The following information is based on an article in Credo originally found in “Antarctica and the Arctic Circle: A Geographic Encyclopedia of the Earth’s Polar Regions.”

Navigator and explorer, James Cook (1728–1779), was raised as one of eight children in a family of farm laborers in Yorkshire. At the age of 19, he became an apprentice to a North Sea coal shipper. Based on this experience, he joined the Royal Navy at 27.

In the next 10 years, he surveyed the channel of the St. Lawrence River and the coasts of Nova Scotia and Newfoundland. In 1764, he took command of his first ship, the HMS Grenville. His work on Newfoundland naval charts and research on astronomy brought favorable attention from the Admiralty and the scientific Royal Society.

Cook was selected to chart the South Pacific and search for the southern continent. Scientists of the day thought there must be a land mass of corresponding size in the southern hemisphere to balance the continents of the northern hemisphere.

In 1768, Cook set sail on HMS Endeavour with botanists Joseph Banks and Daniel Solander. He sailed around Cape Horn to Tahiti, circumnavigated New Zealand, and was the first European to explore the eastern coast of Australia. After three years, Cook returned to England with extensive reports which included charts, scientific specimens, journals and paintings.

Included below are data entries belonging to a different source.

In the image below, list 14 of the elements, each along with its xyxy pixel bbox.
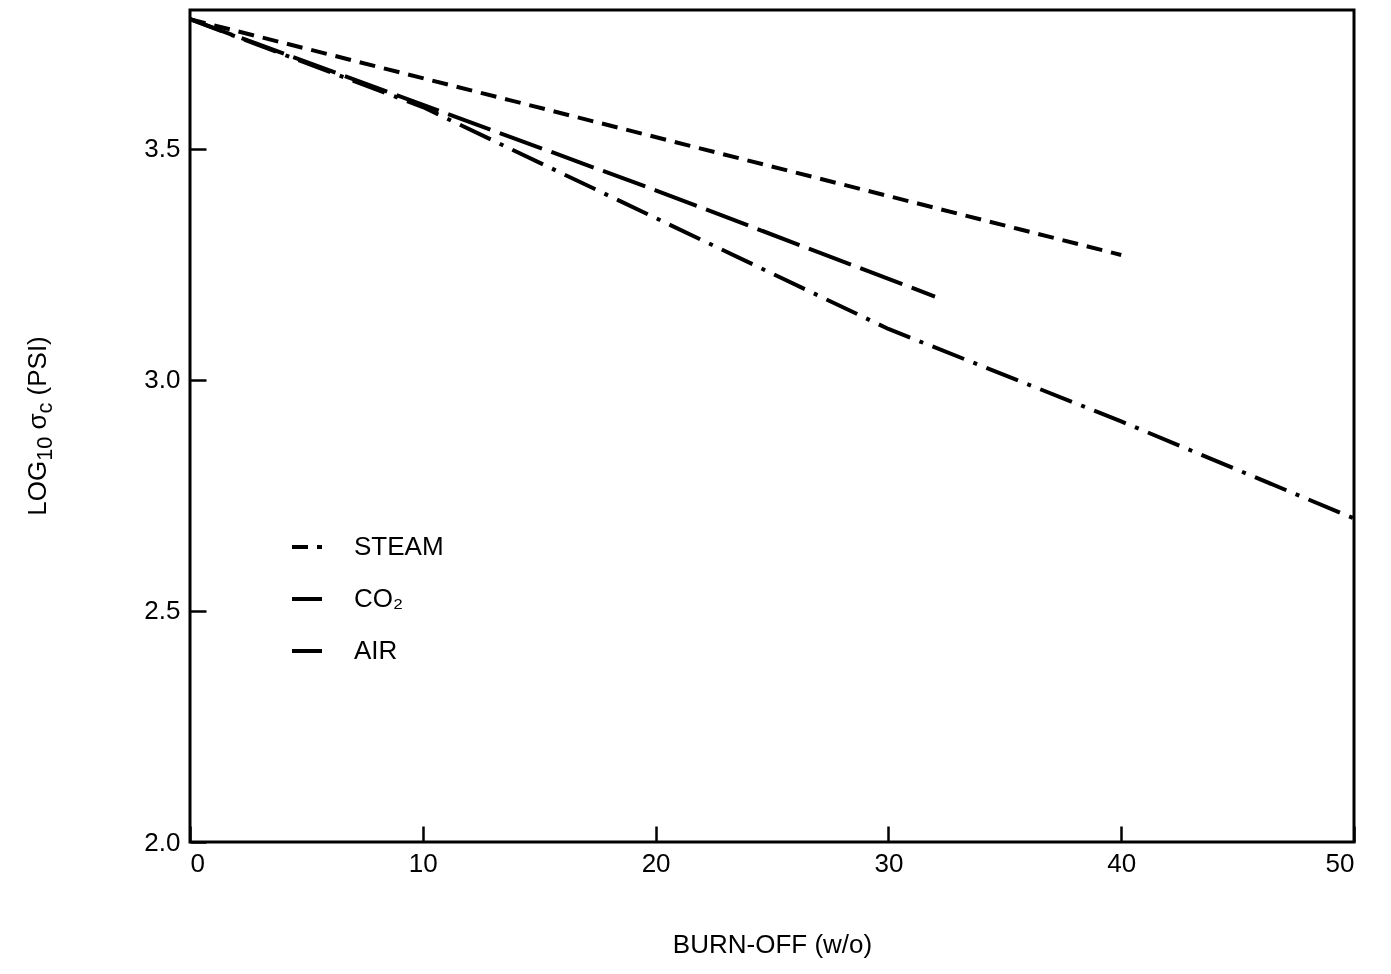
x-tick-label: 40 (1107, 847, 1137, 878)
y-tick-label: 3.5 (144, 133, 181, 164)
x-tick-label: 50 (1325, 847, 1355, 878)
y-tick-label: 2.0 (144, 826, 181, 857)
legend-label: CO₂ (354, 583, 404, 613)
x-axis-title: BURN-OFF (w/o) (672, 928, 873, 959)
legend-label: STEAM (354, 531, 444, 561)
x-tick-label: 30 (874, 847, 904, 878)
x-tick-label: 20 (641, 847, 671, 878)
x-tick-label: 0 (190, 847, 205, 878)
y-tick-label: 3.0 (144, 364, 181, 395)
y-tick-label: 2.5 (144, 595, 181, 626)
legend-label: AIR (354, 635, 398, 665)
x-tick-label: 10 (408, 847, 438, 878)
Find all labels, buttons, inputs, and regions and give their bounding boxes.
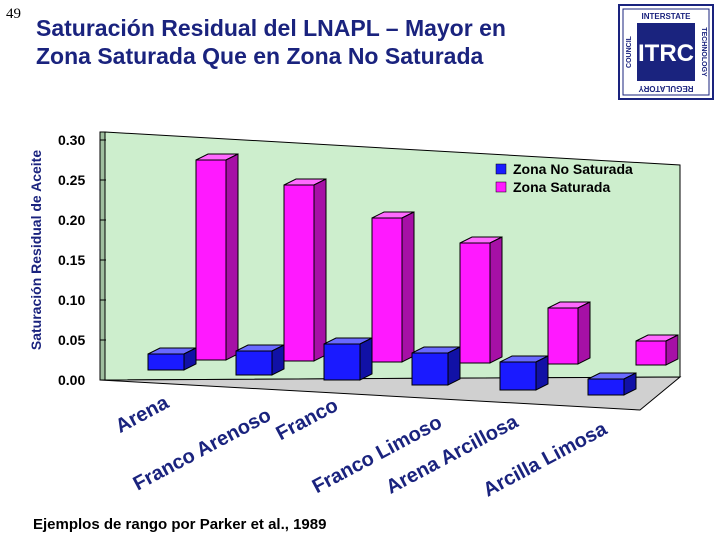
y-tick-label: 0.15 bbox=[58, 252, 85, 268]
title-line-2: Zona Saturada Que en Zona No Saturada bbox=[36, 43, 484, 69]
svg-text:TECHNOLOGY: TECHNOLOGY bbox=[700, 27, 707, 77]
bar-zona-no-saturada bbox=[499, 361, 537, 391]
bar-zona-no-saturada-side bbox=[447, 346, 461, 386]
bar-zona-no-saturada-side bbox=[623, 372, 637, 396]
bar-zona-saturada bbox=[371, 217, 403, 363]
bar-zona-no-saturada bbox=[147, 353, 185, 371]
bar-zona-saturada bbox=[547, 307, 579, 365]
bar-zona-saturada-side bbox=[489, 236, 503, 364]
bar-zona-no-saturada-side bbox=[359, 337, 373, 381]
bar-zona-saturada bbox=[459, 242, 491, 364]
bar-zona-no-saturada bbox=[411, 352, 449, 386]
bar-zona-no-saturada bbox=[323, 343, 361, 381]
bar-zona-no-saturada-side bbox=[535, 355, 549, 391]
y-tick-label: 0.30 bbox=[58, 132, 85, 148]
bar-zona-saturada bbox=[283, 184, 315, 362]
bar-zona-saturada-side bbox=[313, 178, 327, 362]
y-tick-label: 0.20 bbox=[58, 212, 85, 228]
legend-label-zona-no-saturada: Zona No Saturada bbox=[513, 161, 633, 177]
bar-zona-no-saturada-side bbox=[271, 344, 285, 376]
legend-swatch-zona-saturada bbox=[495, 181, 507, 193]
svg-text:INTERSTATE: INTERSTATE bbox=[641, 12, 691, 21]
chart-left-wall bbox=[99, 131, 106, 381]
slide-title: Saturación Residual del LNAPL – Mayor en… bbox=[36, 14, 606, 70]
bar-zona-saturada-side bbox=[577, 301, 591, 365]
bar-zona-saturada-side bbox=[401, 211, 415, 363]
bar-zona-saturada-side bbox=[665, 334, 679, 366]
legend-label-zona-saturada: Zona Saturada bbox=[513, 179, 610, 195]
svg-text:REGULATORY: REGULATORY bbox=[638, 84, 694, 93]
bar-zona-no-saturada bbox=[587, 378, 625, 396]
bar-zona-saturada bbox=[195, 159, 227, 361]
bar-zona-no-saturada-side bbox=[183, 347, 197, 371]
svg-text:ITRC: ITRC bbox=[638, 40, 694, 67]
itrc-logo: INTERSTATE REGULATORY COUNCIL TECHNOLOGY… bbox=[618, 4, 714, 100]
bar-zona-saturada bbox=[635, 340, 667, 366]
slide-number: 49 bbox=[6, 6, 21, 22]
y-tick-label: 0.25 bbox=[58, 172, 85, 188]
category-label: Franco bbox=[273, 394, 342, 445]
source-note: Ejemplos de rango por Parker et al., 198… bbox=[33, 516, 327, 533]
category-label: Franco Limoso bbox=[309, 411, 446, 498]
svg-text:COUNCIL: COUNCIL bbox=[626, 35, 633, 68]
y-tick-label: 0.05 bbox=[58, 332, 85, 348]
bar-zona-no-saturada bbox=[235, 350, 273, 376]
bar-zona-saturada-side bbox=[225, 153, 239, 361]
y-tick-label: 0.10 bbox=[58, 292, 85, 308]
title-line-1: Saturación Residual del LNAPL – Mayor en bbox=[36, 15, 506, 41]
category-label: Arena bbox=[112, 391, 173, 437]
legend-swatch-zona-no-saturada bbox=[495, 163, 507, 175]
y-tick-label: 0.00 bbox=[58, 372, 85, 388]
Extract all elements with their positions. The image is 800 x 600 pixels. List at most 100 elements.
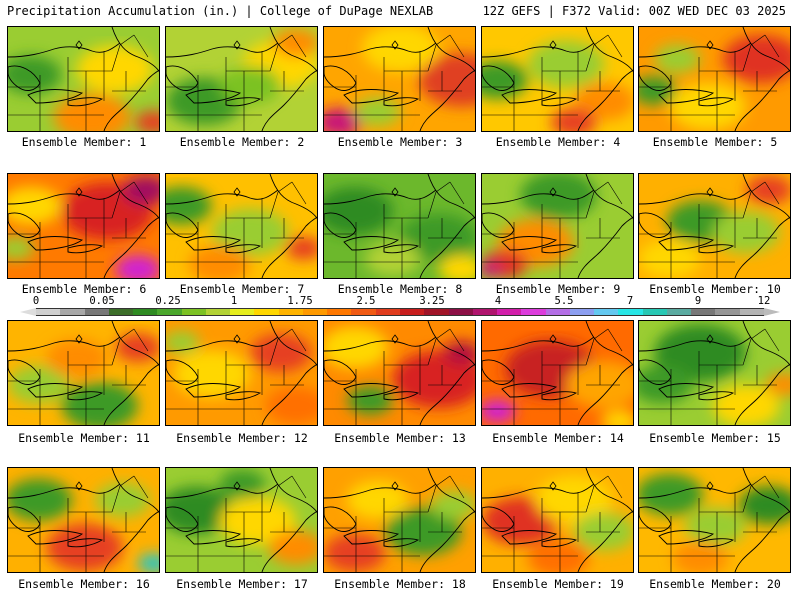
precip-region xyxy=(188,245,251,278)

Cook wanted to continue his search for the southern continent. In 1772, he was sent out again with two ships, the HMS Resolution and the HMS Adventure. They rounded Cape Hope and headed south toward Antarctica.

In spite of frequent sightings of icebergs, Cook sailed on and his ships were the first to cross the Antarctic Circle (Jan. 17, 1773.) Later he lost, and never regained, contact with the Adventure in a storm. Cook and his crew crossed the Antarctic Circle twice more. He came within 1,250 miles of the South Pole.

In this three-year voyage, Cook circumnavigated Antarctica and traveled 60,000 miles. He sought, but did not find the southern continent. This expedition ended the search for that mythical land.

On his final voyage of exploration (1776), Cook explored the Pacific coast of North America in hopes of finding the long-sought Northwest Passage. Once again he sailed the Resolution (accompanied by HMS Discovery) around Cape Town and onward to the South Pacific.

Cook made his last great discovery in January 1778, when he and his sailors were the first Europeans to reach the Hawaiian Islands. He named them the Sandwich Islands after the Earl of Sandwich who was also the First Lord of the Admiralty.

From Hawaii, he turned toward the Pacific coasts of North America. He sailed through the Bering Strait and crossed the Arctic Circle, but he did not find the hoped for Northwest Passage.

Cook returned to Hawaii for the winter. He was killed in a dispute with the Hawaiians over a stolen boat. His crew buried him at sea in Kealakekua Bay. They returned to England, arriving in October 1779.

Additional source from our bookshelves: “Antarctica and the Arctic: The Complete Encyclopedia” by Mc-Gonigal and Woodworth.